Sunday, October 22, 2006

Breaking News


BREAKING NEWS
by Matthew Sanborn Smith

The army poured downhill on foot and I tried to catch up on a beat-up mountain bike with a skipping chain. Bred for speed and killing, they were as demonic-looking as they were deadly. Scoping, red goggle eyes and photo-negative smiles chilled me in the sultry night air. Their deathbreathers drew energy from the land. The weapon's master thought Fire,' and its huge mouth roared hell upon their enemies. What DNA was left was too mutated to identify.

The brass had barred reporters tonight; There had to be a great story behind it. I'd disobeyed orders, escaping the press pool to watch the action. The soldiers weren't hard to fool. They were mindless, outside of their instructions. With a borrowed helmet and a habit of hanging back, they didn't know I existed. Their officers were never in the field, issuing orders remotely. It all seemed too easy.

Then they started moving.

The sand below my tires flowed like it had muscles. It was viscous and choking, wanting to pull me into its sucking depths. The bike nearly shook apart when I hit the rocks, twigs and plastic bottles buried just out of sight. The infantrymen's reflexes made this downhill clusterfuck a cinch for them. I lost ground fighting for control, but they weren't even looking down.

I hit a log and flipped, ass over elbows. The back of my helmet quickly ran down my spine and grabbed hold on impact to keep my neck from breaking. As for my head, I couldn't believe I had fallen at all. I sprang up and saw consuming flashes in the reflecting clouds and heard the screams below.
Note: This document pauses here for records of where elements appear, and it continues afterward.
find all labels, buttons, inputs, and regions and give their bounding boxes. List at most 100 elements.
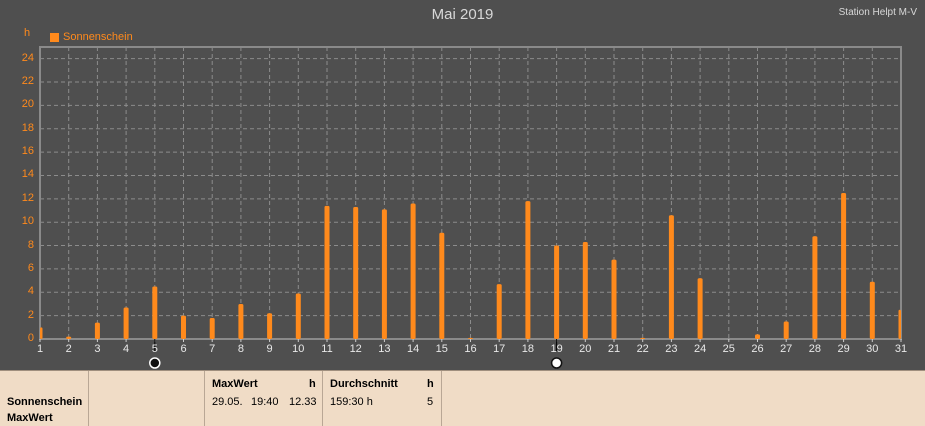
bar-day-19 [554,245,560,339]
y-tick-label: 18 [21,121,34,134]
x-tick-label: 26 [751,343,764,355]
x-tick-label: 27 [780,343,793,355]
max-header: MaxWert [212,378,258,390]
max-unit: h [309,378,316,390]
x-tick-label: 10 [292,343,305,355]
chart-title: Mai 2019 [431,6,494,23]
bar-day-22 [640,337,646,339]
bar-day-20 [582,242,588,339]
avg-header: Durchschnitt [330,378,398,390]
bar-day-30 [869,281,875,339]
bar-day-9 [267,313,273,339]
bar-day-4 [123,307,129,339]
station-name: Station Helpt M-V [838,7,917,18]
bar-day-29 [841,193,847,339]
y-tick-label: 8 [27,238,34,251]
avg-count: 5 [427,396,434,408]
x-tick-label: 23 [665,343,678,355]
bar-day-6 [181,315,186,339]
bar-day-12 [353,207,359,339]
bar-day-14 [410,203,416,339]
bar-day-7 [209,317,215,339]
x-tick-label: 16 [464,343,477,355]
y-tick-label: 20 [21,98,34,111]
avg-unit: h [427,378,434,390]
bar-day-1 [40,327,43,339]
bar-day-10 [295,293,301,339]
x-tick-label: 30 [866,343,879,355]
x-tick-label: 11 [321,343,333,355]
x-tick-label: 9 [266,343,273,355]
bar-day-2 [66,336,72,339]
stats-max-column: MaxWert h 29.05. 19:40 12.33 [205,371,323,426]
full-moon-icon [550,357,563,369]
bar-day-17 [496,284,502,339]
x-tick-label: 24 [693,343,707,355]
stats-label-column: Sonnenschein MaxWert [0,371,89,426]
legend[interactable]: Sonnenschein [50,31,133,43]
bar-day-18 [525,201,531,339]
stats-avg-column: Durchschnitt h 159:30 h 5 [323,371,442,426]
y-tick-label: 22 [21,75,34,88]
x-tick-label: 14 [406,343,420,355]
y-tick-label: 16 [21,145,34,158]
y-tick-label: 0 [27,332,34,344]
x-tick-label: 15 [435,343,448,355]
bar-day-5 [152,286,158,339]
bar-day-15 [439,232,445,339]
y-axis-unit: h [24,27,31,39]
stats-panel: Sonnenschein MaxWert MaxWert h 29.05. 19… [0,370,925,426]
y-tick-label: 10 [21,215,34,228]
avg-value: 159:30 h [330,396,373,408]
y-tick-label: 24 [21,51,34,64]
bar-day-8 [238,303,244,339]
x-tick-label: 1 [36,343,44,355]
x-tick-label: 13 [378,343,391,355]
x-tick-label: 29 [837,343,850,355]
chart-canvas [39,46,902,369]
max-time: 19:40 [251,396,279,408]
x-tick-label: 31 [894,343,908,355]
x-tick-label: 8 [237,343,244,355]
x-tick-label: 17 [493,343,506,355]
stats-row-label-maxwert: MaxWert [7,412,53,424]
x-tick-label: 4 [123,343,130,355]
x-tick-label: 20 [579,343,592,355]
x-tick-label: 19 [550,343,563,355]
bar-day-28 [812,236,818,339]
y-tick-label: 6 [27,261,34,274]
legend-swatch [50,32,59,42]
bar-day-3 [94,322,100,339]
bar-day-16 [468,337,473,339]
bar-day-21 [611,259,617,339]
stats-row-label-sonnenschein: Sonnenschein [7,396,83,408]
x-tick-label: 21 [607,343,621,355]
y-tick-label: 12 [21,191,34,204]
legend-label: Sonnenschein [63,31,133,43]
x-tick-label: 6 [180,343,187,355]
x-tick-label: 3 [94,343,101,355]
y-tick-label: 4 [27,285,34,298]
bar-day-27 [783,321,789,339]
bar-day-11 [324,205,330,339]
x-tick-label: 22 [636,343,649,355]
x-tick-label: 25 [722,343,735,355]
y-tick-label: 2 [27,308,34,321]
bar-day-26 [755,334,760,339]
y-tick-label: 14 [21,168,34,181]
bar-day-23 [668,215,674,339]
max-value: 12.33 [289,396,317,408]
x-tick-label: 7 [209,343,216,355]
chart-area: Mai 2019 Station Helpt M-V h Sonnenschei… [21,6,917,369]
x-tick-label: 12 [349,343,362,355]
new-moon-icon [149,357,161,369]
x-tick-label: 28 [808,343,822,355]
x-tick-label: 18 [521,343,535,355]
stats-empty-column [89,371,205,426]
x-tick-label: 2 [65,343,72,355]
bar-day-31 [898,309,901,339]
x-tick-label: 5 [151,343,158,355]
bar-day-24 [697,278,703,339]
max-date: 29.05. [212,396,243,408]
bar-day-13 [381,209,387,339]
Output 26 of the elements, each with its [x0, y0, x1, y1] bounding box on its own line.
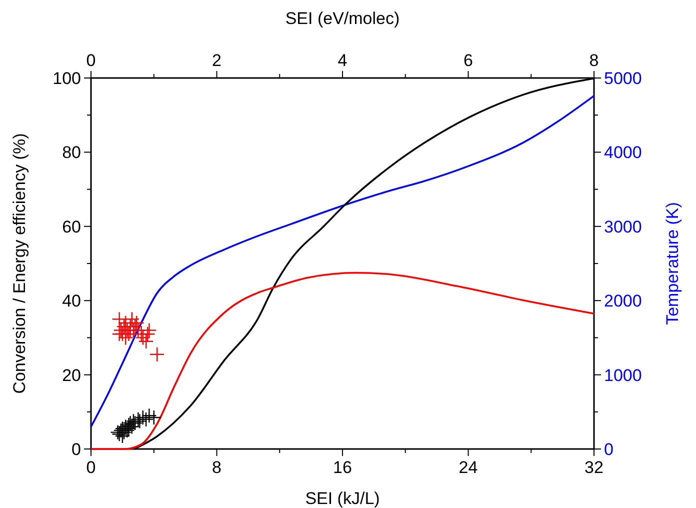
- x2-tick-label: 4: [338, 51, 348, 70]
- y2-tick-label: 3000: [604, 217, 642, 236]
- y-tick-label: 40: [62, 292, 81, 311]
- y-tick-label: 100: [52, 69, 81, 88]
- y2-tick-label: 1000: [604, 366, 642, 385]
- x-axis-title: SEI (kJ/L): [305, 489, 380, 508]
- y2-tick-label: 2000: [604, 292, 642, 311]
- x-tick-label: 24: [458, 458, 478, 477]
- x-tick-label: 32: [584, 458, 604, 477]
- x2-axis-title: SEI (eV/molec): [285, 9, 400, 28]
- x2-tick-label: 6: [464, 51, 473, 70]
- x2-tick-label: 8: [589, 51, 599, 70]
- y2-tick-label: 4000: [604, 143, 642, 162]
- y2-axis-title: Temperature (K): [663, 202, 682, 325]
- y2-tick-label: 0: [604, 440, 614, 459]
- x-tick-label: 16: [333, 458, 352, 477]
- y-tick-label: 0: [72, 440, 81, 459]
- x2-tick-label: 0: [86, 51, 96, 70]
- y2-tick-label: 5000: [604, 69, 642, 88]
- y-tick-label: 20: [62, 366, 81, 385]
- y-tick-label: 80: [62, 143, 81, 162]
- x-tick-label: 0: [86, 458, 96, 477]
- y-axis-title: Conversion / Energy efficiency (%): [10, 133, 29, 394]
- y-tick-label: 60: [62, 217, 81, 236]
- x2-tick-label: 2: [212, 51, 222, 70]
- x-tick-label: 8: [212, 458, 222, 477]
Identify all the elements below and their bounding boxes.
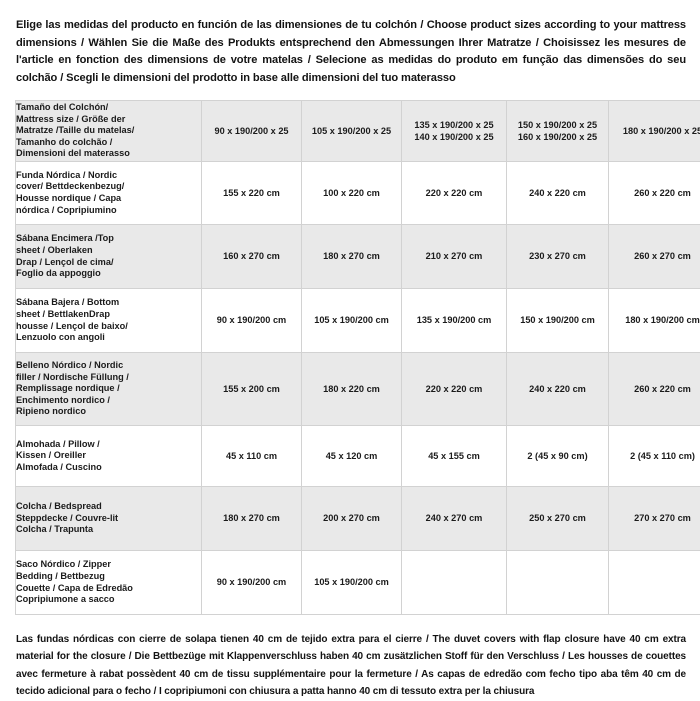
cell-bedspread-5: 270 x 270 cm (609, 487, 700, 551)
header-col-1: 90 x 190/200 x 25 (202, 101, 302, 162)
cell-pillow-2: 45 x 120 cm (302, 426, 402, 487)
cell-nordic-filler-4: 240 x 220 cm (507, 353, 609, 426)
table-row: Saco Nórdico / Zipper Bedding / Bettbezu… (16, 551, 700, 615)
header-label-cell: Tamaño del Colchón/ Mattress size / Größ… (16, 101, 202, 162)
cell-nordic-filler-3: 220 x 220 cm (402, 353, 507, 426)
cell-pillow-4: 2 (45 x 90 cm) (507, 426, 609, 487)
cell-top-sheet-5: 260 x 270 cm (609, 225, 700, 289)
cell-top-sheet-2: 180 x 270 cm (302, 225, 402, 289)
table-row: Almohada / Pillow / Kissen / Oreiller Al… (16, 426, 700, 487)
cell-top-sheet-1: 160 x 270 cm (202, 225, 302, 289)
table-row: Sábana Encimera /Top sheet / Oberlaken D… (16, 225, 700, 289)
row-label-zipper-bedding: Saco Nórdico / Zipper Bedding / Bettbezu… (16, 551, 202, 615)
row-label-nordic-filler: Belleno Nórdico / Nordic filler / Nordis… (16, 353, 202, 426)
cell-nordic-cover-4: 240 x 220 cm (507, 162, 609, 225)
cell-bedspread-2: 200 x 270 cm (302, 487, 402, 551)
row-label-bottom-sheet: Sábana Bajera / Bottom sheet / Bettlaken… (16, 289, 202, 353)
cell-nordic-cover-1: 155 x 220 cm (202, 162, 302, 225)
cell-zipper-bedding-2: 105 x 190/200 cm (302, 551, 402, 615)
cell-nordic-filler-1: 155 x 200 cm (202, 353, 302, 426)
cell-nordic-cover-2: 100 x 220 cm (302, 162, 402, 225)
cell-bedspread-3: 240 x 270 cm (402, 487, 507, 551)
cell-nordic-cover-5: 260 x 220 cm (609, 162, 700, 225)
header-col-5: 180 x 190/200 x 25 (609, 101, 700, 162)
header-col-3: 135 x 190/200 x 25 140 x 190/200 x 25 (402, 101, 507, 162)
cell-nordic-filler-5: 260 x 220 cm (609, 353, 700, 426)
cell-top-sheet-4: 230 x 270 cm (507, 225, 609, 289)
row-label-nordic-cover: Funda Nórdica / Nordic cover/ Bettdecken… (16, 162, 202, 225)
cell-bottom-sheet-2: 105 x 190/200 cm (302, 289, 402, 353)
cell-bottom-sheet-1: 90 x 190/200 cm (202, 289, 302, 353)
cell-bedspread-1: 180 x 270 cm (202, 487, 302, 551)
table-row: Funda Nórdica / Nordic cover/ Bettdecken… (16, 162, 700, 225)
row-label-bedspread: Colcha / Bedspread Steppdecke / Couvre-l… (16, 487, 202, 551)
cell-nordic-cover-3: 220 x 220 cm (402, 162, 507, 225)
cell-pillow-5: 2 (45 x 110 cm) (609, 426, 700, 487)
intro-paragraph: Elige las medidas del producto en funció… (16, 17, 686, 87)
table-row: Belleno Nórdico / Nordic filler / Nordis… (16, 353, 700, 426)
table-row: Colcha / Bedspread Steppdecke / Couvre-l… (16, 487, 700, 551)
cell-bottom-sheet-3: 135 x 190/200 cm (402, 289, 507, 353)
footnote-paragraph: Las fundas nórdicas con cierre de solapa… (16, 631, 686, 701)
header-col-2: 105 x 190/200 x 25 (302, 101, 402, 162)
cell-bottom-sheet-4: 150 x 190/200 cm (507, 289, 609, 353)
cell-top-sheet-3: 210 x 270 cm (402, 225, 507, 289)
cell-zipper-bedding-1: 90 x 190/200 cm (202, 551, 302, 615)
cell-nordic-filler-2: 180 x 220 cm (302, 353, 402, 426)
cell-pillow-1: 45 x 110 cm (202, 426, 302, 487)
header-col-4: 150 x 190/200 x 25 160 x 190/200 x 25 (507, 101, 609, 162)
row-label-pillow: Almohada / Pillow / Kissen / Oreiller Al… (16, 426, 202, 487)
cell-zipper-bedding-5 (609, 551, 700, 615)
mattress-size-table: Tamaño del Colchón/ Mattress size / Größ… (15, 100, 700, 615)
table-header-row: Tamaño del Colchón/ Mattress size / Größ… (16, 101, 700, 162)
cell-pillow-3: 45 x 155 cm (402, 426, 507, 487)
cell-bedspread-4: 250 x 270 cm (507, 487, 609, 551)
table-row: Sábana Bajera / Bottom sheet / Bettlaken… (16, 289, 700, 353)
cell-zipper-bedding-3 (402, 551, 507, 615)
cell-bottom-sheet-5: 180 x 190/200 cm (609, 289, 700, 353)
row-label-top-sheet: Sábana Encimera /Top sheet / Oberlaken D… (16, 225, 202, 289)
cell-zipper-bedding-4 (507, 551, 609, 615)
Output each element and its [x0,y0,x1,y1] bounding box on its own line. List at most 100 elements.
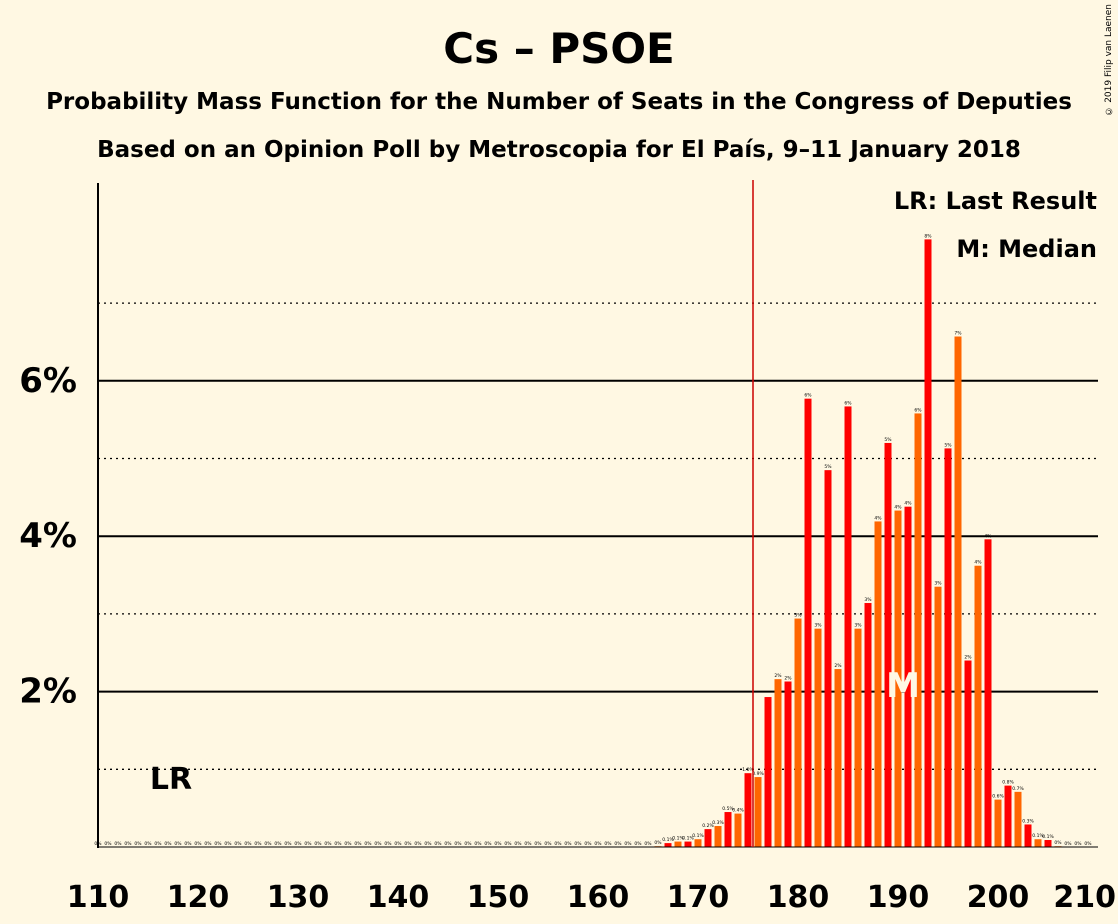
bar-label-seat-157: 0% [564,841,572,847]
bar-label-seat-169: 0.1% [682,836,694,842]
bar-label-seat-142: 0% [414,841,422,847]
bar-label-seat-137: 0% [364,841,372,847]
bar-label-seat-179: 2% [784,675,792,681]
bar-seat-183 [824,470,832,847]
last-result-marker: LR [150,762,192,797]
bar-seat-190 [894,510,902,847]
bar-label-seat-199: 4% [984,533,992,539]
bar-label-seat-191: 4% [904,501,912,507]
bar-label-seat-189: 5% [884,437,892,443]
bar-label-seat-112: 0% [114,841,122,847]
bar-label-seat-201: 0.8% [1002,780,1014,786]
bar-seat-193 [924,239,932,848]
bar-label-seat-171: 0.2% [702,823,714,829]
bar-label-seat-206: 0% [1054,840,1062,846]
bar-label-seat-176: 0.9% [752,771,764,777]
bars [654,239,1062,848]
bar-label-seat-172: 0.3% [712,820,724,826]
bar-label-seat-125: 0% [244,841,252,847]
bar-label-seat-187: 3% [864,597,872,603]
bar-label-seat-204: 0.1% [1032,833,1044,839]
bar-seat-170 [694,839,702,847]
x-tick-label: 180 [767,880,830,915]
bar-seat-172 [714,826,722,847]
x-tick-label: 110 [67,880,130,915]
bar-label-seat-194: 3% [934,581,942,587]
bar-seat-201 [1004,785,1012,847]
bar-label-seat-154: 0% [534,841,542,847]
bar-label-seat-185: 6% [844,400,852,406]
bar-labels: 0% 0% 0% 0% 0% 0% 0% 0% 0% 0% 0% 0% 0% 0% 0% 0% 0% 0% 0% 0%… [94,233,1092,847]
bar-label-seat-135: 0% [344,841,352,847]
bar-label-seat-111: 0% [104,841,112,847]
bar-label-seat-164: 0% [634,841,642,847]
bar-label-seat-114: 0% [134,841,142,847]
bar-seat-177 [764,697,772,847]
bar-seat-171 [704,829,712,847]
bar-label-seat-197: 2% [964,655,972,661]
bar-label-seat-118: 0% [174,841,182,847]
bar-label-seat-138: 0% [374,841,382,847]
bar-label-seat-126: 0% [254,841,262,847]
bar-seat-184 [834,669,842,847]
bar-label-seat-149: 0% [484,841,492,847]
bar-label-seat-144: 0% [434,841,442,847]
chart-title: Cs – PSOE [443,24,675,73]
bar-seat-175 [744,773,752,847]
tick-labels: 110 120 130 140 150 160 170 180 190 200 210 2% 4% 6% [19,361,1116,915]
bar-label-seat-127: 0% [264,841,272,847]
bar-label-seat-165: 0% [644,841,652,847]
bar-label-seat-163: 0% [624,841,632,847]
bar-label-seat-170: 0.1% [692,833,704,839]
bar-label-seat-113: 0% [124,841,132,847]
bar-seat-198 [974,565,982,847]
bar-label-seat-150: 0% [494,841,502,847]
bar-label-seat-128: 0% [274,841,282,847]
bar-seat-192 [914,413,922,847]
bar-label-seat-148: 0% [474,841,482,847]
x-tick-label: 200 [967,880,1030,915]
bar-label-seat-132: 0% [314,841,322,847]
bar-seat-191 [904,506,912,847]
bar-seat-197 [964,660,972,847]
bar-label-seat-136: 0% [354,841,362,847]
bar-label-seat-120: 0% [194,841,202,847]
bar-seat-205 [1044,840,1052,847]
bar-label-seat-180: 3% [794,613,802,619]
bar-label-seat-131: 0% [304,841,312,847]
bar-seat-186 [854,628,862,847]
bar-label-seat-188: 4% [874,515,882,521]
chart-subtitle: Probability Mass Function for the Number… [46,89,1072,115]
bar-seat-168 [674,841,682,847]
bar-label-seat-121: 0% [204,841,212,847]
bar-seat-182 [814,628,822,847]
bar-label-seat-133: 0% [324,841,332,847]
bar-label-seat-205: 0.1% [1042,834,1054,840]
x-tick-label: 120 [167,880,230,915]
bar-label-seat-143: 0% [424,841,432,847]
bar-label-seat-159: 0% [584,841,592,847]
x-tick-label: 130 [267,880,330,915]
bar-seat-180 [794,618,802,847]
bar-label-seat-175: 1.0% [742,767,754,773]
bar-label-seat-178: 2% [774,673,782,679]
bar-label-seat-181: 6% [804,393,812,399]
bar-label-seat-129: 0% [284,841,292,847]
bar-seat-189 [884,442,892,847]
bar-seat-167 [664,843,672,847]
bar-label-seat-152: 0% [514,841,522,847]
bar-seat-188 [874,521,882,847]
bar-label-seat-195: 5% [944,442,952,448]
bar-seat-202 [1014,791,1022,847]
bar-seat-178 [774,679,782,847]
bar-seat-194 [934,586,942,847]
bar-label-seat-173: 0.5% [722,806,734,812]
bar-label-seat-147: 0% [464,841,472,847]
bar-label-seat-119: 0% [184,841,192,847]
bar-label-seat-184: 2% [834,663,842,669]
markers: M LR [150,180,920,847]
bar-seat-200 [994,799,1002,847]
bar-label-seat-200: 0.6% [992,794,1004,800]
bar-label-seat-162: 0% [614,841,622,847]
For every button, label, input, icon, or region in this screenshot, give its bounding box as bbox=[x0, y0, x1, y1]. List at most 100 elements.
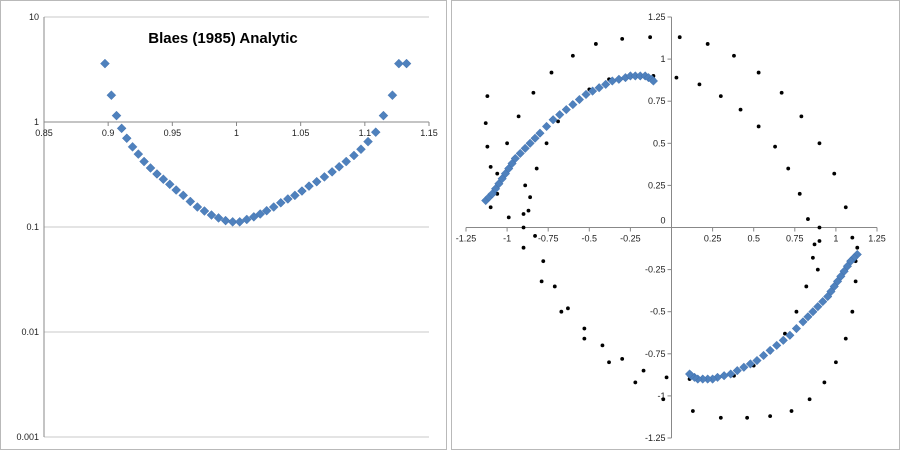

The battle had started. Why had I been so eager to go into that?

It was too close to home. Internal GPS told me we were still on base. Tell me I didn't waste an escape on a top-secret training exercise! A couple minutes later I almost bounced across a road that wasn't so familiar in the darkness. I skidded across the concrete and my mouth went dry. Gowrin Road. The road to that roach motel where they kept . . .

. . . the press pool.

My legs pumped like I was fourteen again. Red carnage splashed across my field of vision, flames rushing to the midnight sky, gore misting the black teeth and white lips of the man-monsters. I wondered why I'd wanted to hurry. My sensors buzzed around my head, hungry for the data they drank. Foul smoke and the stench of evaporating flesh, the roar of the deathbreathers and the sight of my colleagues' corpses seared my mind. Somewhere in there was Desmond, who won five bucks from me at this afternoon's poker game. And Marion, whose cow eyes made me forget Sylvia over beers last week. I fell, stunned, forgetting the danger I was in. Why would they do this? There could only be one reason, my conspiracy-soaked mind surmised:

To prevent an even bigger story from being uncovered.

The Army was already moving on and I followed.